The Chancellor stressed that his “main message is that we should be more positive about our prospects”.
He tweeted: “Next week will be the Autumn Statement for Growth. Here is some of what to expect.
“More growth, more jobs, more opportunity….we are taking the path that will lead us to sustained economic growth.
“We are winning the battle against inflation and can move to the next part of our economic plan in the Autumn Statement.
“We are helping more people to find and stay in work. This is important for growing the economy.
He added: “My main message is that we should be more positive about our prospects: with Europe’s largest technology and life sciences sectors, we are a global leader in precisely the sectors that will grow the fastest.”
His message may not chime with millions of people struggling to make ends meet in the cost-of-living crisis.
But the Chancellor also emphasised further that "difficult decisions to reform the welfare state" are needed as he considers squeezing benefits by billions while slashing inheritance tax.
Mr Hunt indicated he could reduce levies on businesses as he gave his strongest hint yet that he will use Wednesday's autumn statement to cut taxes in a bid to boost economic growth.
But slashing inheritance tax while effectively cutting working-age welfare payments for millions of people would be bound to draw criticism for supporting the wealthy while others struggle with the high cost of living.
Speaking to broadcasters on Saturday during a visit to Milton Keynes, the Chancellor said: "You are going to have to wait until Wednesday to hear the decisions I take but one thing I want to be very clear about: there's no easy way to reduce the tax burden.
"What we need to do is take difficult decisions to reform the welfare state."
Typically ministers use the September figure for inflation when uprating working-age benefits, which would mean a 6.7% hike.
But Mr Hunt has not ruled out using October's far lower figure of 4.6%, which economists say would cut spending by around £3 billion.
The savings would largely impact working-age households receiving disability or means-tested benefits, according to the Institute for Fiscal Studies.
The Disability Rights UK charity said the "ongoing rhetoric" about benefits is "becoming relentless and in an era of rising disability hate crime, unhelpful".
Slashing inheritance tax - potentially by half - would be popular with the Tory right as Rishi Sunak comes under growing pressure from that wing of his party but would only directly benefit a small proportion of the public.
Only around 4% of deaths in 2020/21 resulted in inheritance tax being paid, with exemptions allowing many couples to pass on up to £1 million tax-free.
Mr Hunt declined to comment on taxes on Saturday but said he will "not do anything to jeopardise" the battle against inflation, after the Prime Minister's target of halving it this year was hit.

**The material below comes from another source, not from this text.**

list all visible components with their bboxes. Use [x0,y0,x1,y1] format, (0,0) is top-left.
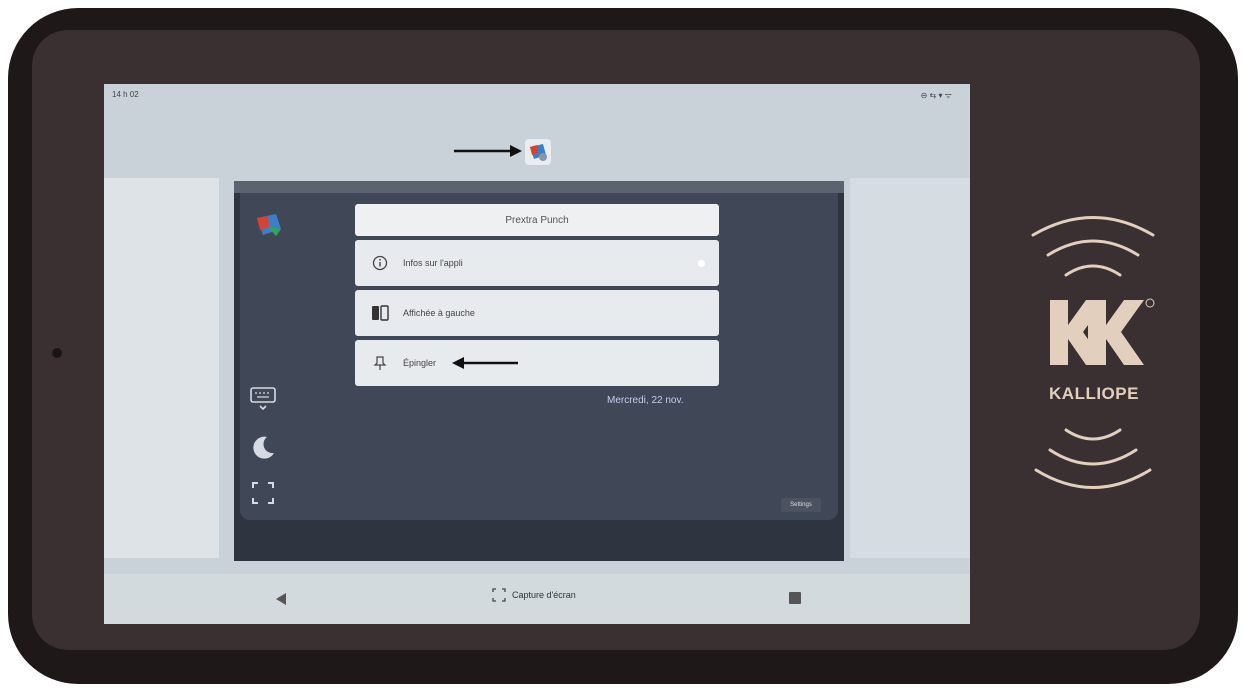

Having in the past only used the most cautious of language, Mr Hunt gave his strongest hint yet that he will unveil tax cuts this week by telling the Telegraph they had "turned the corner in a big way".
"Without pre-empting the decisions that the Prime Minister and I make, this is an autumn statement for growth. It's a turning point for the economy," he said in the interview.
Asked if now was the time to go for economic growth, Mr Hunt said: "Yes, absolutely. This is the moment. We've got to go for it as a country and I think we've got a big, big opportunity."
He added: "The big message on tax cuts is there is a path to reducing the tax burden and a Conservative government will take that path."
The options for cutting inheritance tax - which is charged at 40% on estates of more than £325,000, with an extra £175,000 towards a main residence passed to direct descendants - include reducing it by 50%, 30% or 20%, according to The Times.
The Tories are said to then be considering making abolishing it entirely an election manifesto pledge next year, which could cost £7 billion a year in the short term.
However, the Institute for Fiscal Studies forecast that the amount that the tax raises could rise to more than £15 billion by 2033.
Conservative former chancellor Lord Clarke said the move would be welcomed by MPs on the Tory right as the party lags more than 20 points behind Labour in the polls, but others would find it "appalling".
Mr Hunt said there is "no easy route to reducing the tax burden", as he stressed the need to have "more productive public services".
On Saturday, he visited a hub for police, ambulance and fire services and announced plans to boost productivity by using technology including AI to reduce admin workloads.
Mr Hunt also signalled that he will be speaking at the Confederation of British Industry's annual conference on Monday, in a major boost for the troubled body.
The Chancellor said in April that there was "no point" engaging with the CBI as dozens of its members were deserting it over sexual misconduct and rape allegations.
But after a change in leadership, Mr Hunt indicated the Government would be re-normalising relations ahead of giving his "autumn statement for growth".
"And so, if we're going to grow the economy, we're going to listen to all bodies that represent businesses, whether it's the CBI or Make UK or the FSB representing small businesses."